Monday, October 25, 2004

The electoral math today
By now we should all know that this is going to be an extremely close election. There is a significant chance that the electoral division from 2000 -- 271-267 -- could be repeated. Most of the tracking polls for most of the states are within the margin of error, though it should be noted that Zogby's state-by-state battleground polls from the past two days would give Bush 287 EV's. Nationally, Rasmussen and the Washington Post both have Kerry with small leads, while Zogby gives Bush a small lead. Only Gallup, which was thoroughly discredited in 2000 (it showed Bush with a 13-point lead on Oct. 26, 2000) has Bush up by anything more than a point or two. With undecideds likely to break heavily for Kerry, we are in for yet another squeaker. How can both candidates win?

For Kerry and for Bush, there are a handful of scenarios for easy, uncontested victory. For Bush, winning both Ohio and Florida would make it nearly impossible for Kerry to win the election. This is because due to reapportionment after the 2000 census, the Bush states from 2000 actually gained 7 EVs, and the Gore states lost 7. So even if Kerry wins all of the Gore states (and he has now been trailing consistently in Iowa and Wisconsin polls), he would lose the election 278-260. If Bush holds his 2000 states and picks off Wisconsin, Iowa, and New Mexico, all within the realm of possibility, then he wins decisively, 300-238. Bush could even lose Ohio and Wisconsin and still win 270-268. So as much as I believe the momentum is with Kerry right now, there's no getting around the fact that there's lots of ways Bush can win.

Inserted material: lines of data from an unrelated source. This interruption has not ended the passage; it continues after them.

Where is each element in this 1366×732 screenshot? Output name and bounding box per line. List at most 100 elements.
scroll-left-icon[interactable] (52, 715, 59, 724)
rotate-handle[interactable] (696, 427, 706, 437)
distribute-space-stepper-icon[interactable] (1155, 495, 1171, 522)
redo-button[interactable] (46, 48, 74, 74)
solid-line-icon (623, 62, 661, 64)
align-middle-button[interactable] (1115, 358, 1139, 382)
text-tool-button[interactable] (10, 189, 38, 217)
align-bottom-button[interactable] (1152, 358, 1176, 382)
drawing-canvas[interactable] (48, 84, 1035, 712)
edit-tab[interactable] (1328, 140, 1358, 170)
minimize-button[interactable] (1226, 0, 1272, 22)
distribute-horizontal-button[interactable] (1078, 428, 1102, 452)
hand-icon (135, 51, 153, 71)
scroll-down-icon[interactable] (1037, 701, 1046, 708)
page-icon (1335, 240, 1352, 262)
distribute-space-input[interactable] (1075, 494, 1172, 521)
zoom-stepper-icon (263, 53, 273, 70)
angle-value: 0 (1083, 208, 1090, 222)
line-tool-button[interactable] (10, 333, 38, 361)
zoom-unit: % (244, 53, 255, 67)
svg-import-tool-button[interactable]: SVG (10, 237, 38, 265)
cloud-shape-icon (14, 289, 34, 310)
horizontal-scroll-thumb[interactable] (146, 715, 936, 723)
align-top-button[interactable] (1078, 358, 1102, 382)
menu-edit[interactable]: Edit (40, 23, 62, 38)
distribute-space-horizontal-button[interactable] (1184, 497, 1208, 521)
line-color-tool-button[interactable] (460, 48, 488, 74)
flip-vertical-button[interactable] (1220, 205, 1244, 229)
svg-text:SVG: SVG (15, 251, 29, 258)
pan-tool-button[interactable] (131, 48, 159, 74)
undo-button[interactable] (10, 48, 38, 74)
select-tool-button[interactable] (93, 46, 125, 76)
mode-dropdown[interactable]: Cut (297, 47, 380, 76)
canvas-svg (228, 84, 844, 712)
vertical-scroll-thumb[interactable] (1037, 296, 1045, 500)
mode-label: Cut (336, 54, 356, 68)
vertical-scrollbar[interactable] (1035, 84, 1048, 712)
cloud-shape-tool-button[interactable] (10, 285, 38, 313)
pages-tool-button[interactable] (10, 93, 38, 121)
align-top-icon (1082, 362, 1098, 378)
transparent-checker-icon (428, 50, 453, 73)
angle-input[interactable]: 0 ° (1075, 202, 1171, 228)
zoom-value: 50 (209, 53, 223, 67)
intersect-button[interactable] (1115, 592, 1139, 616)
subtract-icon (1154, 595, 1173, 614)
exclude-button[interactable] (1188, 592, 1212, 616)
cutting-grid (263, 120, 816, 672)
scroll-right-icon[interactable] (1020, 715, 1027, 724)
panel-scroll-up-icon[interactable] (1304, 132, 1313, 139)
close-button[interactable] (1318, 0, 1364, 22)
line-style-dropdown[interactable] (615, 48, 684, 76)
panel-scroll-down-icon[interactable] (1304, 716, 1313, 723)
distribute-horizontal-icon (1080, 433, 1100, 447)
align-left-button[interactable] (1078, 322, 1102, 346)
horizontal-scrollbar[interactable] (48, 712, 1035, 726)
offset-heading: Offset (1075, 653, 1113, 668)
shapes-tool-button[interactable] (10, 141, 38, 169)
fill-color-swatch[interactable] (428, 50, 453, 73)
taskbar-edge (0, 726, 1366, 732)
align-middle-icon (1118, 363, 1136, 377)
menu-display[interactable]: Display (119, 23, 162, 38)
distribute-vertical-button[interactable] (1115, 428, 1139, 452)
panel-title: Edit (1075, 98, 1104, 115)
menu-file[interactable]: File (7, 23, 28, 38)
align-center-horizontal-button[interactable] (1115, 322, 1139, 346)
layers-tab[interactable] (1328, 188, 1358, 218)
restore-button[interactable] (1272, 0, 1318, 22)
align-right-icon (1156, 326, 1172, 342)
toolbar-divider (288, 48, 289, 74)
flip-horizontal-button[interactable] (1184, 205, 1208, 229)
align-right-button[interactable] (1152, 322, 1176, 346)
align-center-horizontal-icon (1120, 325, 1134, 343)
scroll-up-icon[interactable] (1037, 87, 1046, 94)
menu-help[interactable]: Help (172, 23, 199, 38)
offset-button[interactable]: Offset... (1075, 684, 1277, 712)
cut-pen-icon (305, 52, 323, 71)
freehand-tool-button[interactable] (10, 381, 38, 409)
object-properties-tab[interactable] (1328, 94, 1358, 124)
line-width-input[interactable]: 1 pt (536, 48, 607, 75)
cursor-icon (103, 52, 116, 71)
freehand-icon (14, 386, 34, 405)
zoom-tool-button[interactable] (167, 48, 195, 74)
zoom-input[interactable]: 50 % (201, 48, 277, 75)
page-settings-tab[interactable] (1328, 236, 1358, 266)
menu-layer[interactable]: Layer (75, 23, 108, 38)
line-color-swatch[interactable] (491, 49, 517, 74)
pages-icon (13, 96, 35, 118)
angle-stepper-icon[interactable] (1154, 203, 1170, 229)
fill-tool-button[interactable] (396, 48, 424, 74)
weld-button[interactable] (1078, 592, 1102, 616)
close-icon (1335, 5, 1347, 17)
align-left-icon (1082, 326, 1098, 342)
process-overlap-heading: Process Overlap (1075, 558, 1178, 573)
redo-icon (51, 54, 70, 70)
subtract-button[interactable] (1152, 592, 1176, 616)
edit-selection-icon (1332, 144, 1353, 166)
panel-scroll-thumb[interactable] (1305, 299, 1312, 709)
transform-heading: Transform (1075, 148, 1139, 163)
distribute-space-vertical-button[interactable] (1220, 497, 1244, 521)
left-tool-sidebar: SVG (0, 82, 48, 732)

As for Sen. Kerry, he could also win the election easily and outright by winning Ohio and Florida. There is almost no scenario under which he wins those states and loses the electoral college. If he keeps the Gore 2000 states and wins Ohio and Florida, he wins 307-231. Even if he were to lose Wisconsin, Iowa, New Mexico, and Minnesota, he still wins 275-263. It would also be unlikely for Kerry to lose if he wins Florida and loses Ohio. The Gore 2000 states plus Florida equal 287, meaning he could lose Wisconsin and Iowa and still eke out a victory.

In my mind, one scenario has begun to look more and more likely. Let's say the electoral map stays exactly the same as 2000, with only two exceptions. First, let's assume, as now seems likely from the polls, that New Hampshire flips for Kerry. Second, let's assume that someone in the Kerry camp has a brain and sends Bill Clinton to Arkansas, where polls now show a dead heat, for the duration of the campaign. The Gore 2000 states plus Arkansas and New Hampshire would give Kerry a most narrow victory, 270-268, assuming that Bush doesn't pick off one electoral vote from Maine. That, disastrously, would throw the college into a 269-269 tie, and send the election to the House of Representatives, which would surely give the election to Bush.

You can go play with the American Research Group's handy-dandy electoral vote calculator yourself, and create a thousand scenarios to keep you tossing and turning between now and election day. As for me, I'm ready to make a prediction. Kerry, disappointingly, is going to lose in Iowa, the state that sent him on his meteoric rise to the Democratic nomination. He is going to lose New Mexico, where not even popular Gov. Bill Richardson can save him. That will set him back in the math to 290-248 Bush. The president will almost surely find a way to keep Florida in his column as well. But huge, unprecedented turnout in Milwaukee, Philadelphia, and Minneapolis will keep the critical states of Wisconsin, Minnesota, and Pennsylvania in Kerry's column. Kerry is also going to win New Hampshire, and he's going to win Ohio, and last but not least, he's going to win Arkansas and the election, 278-260. I also predict that the popular vote will once again be within one or two million votes out of a record 115-120 million cast.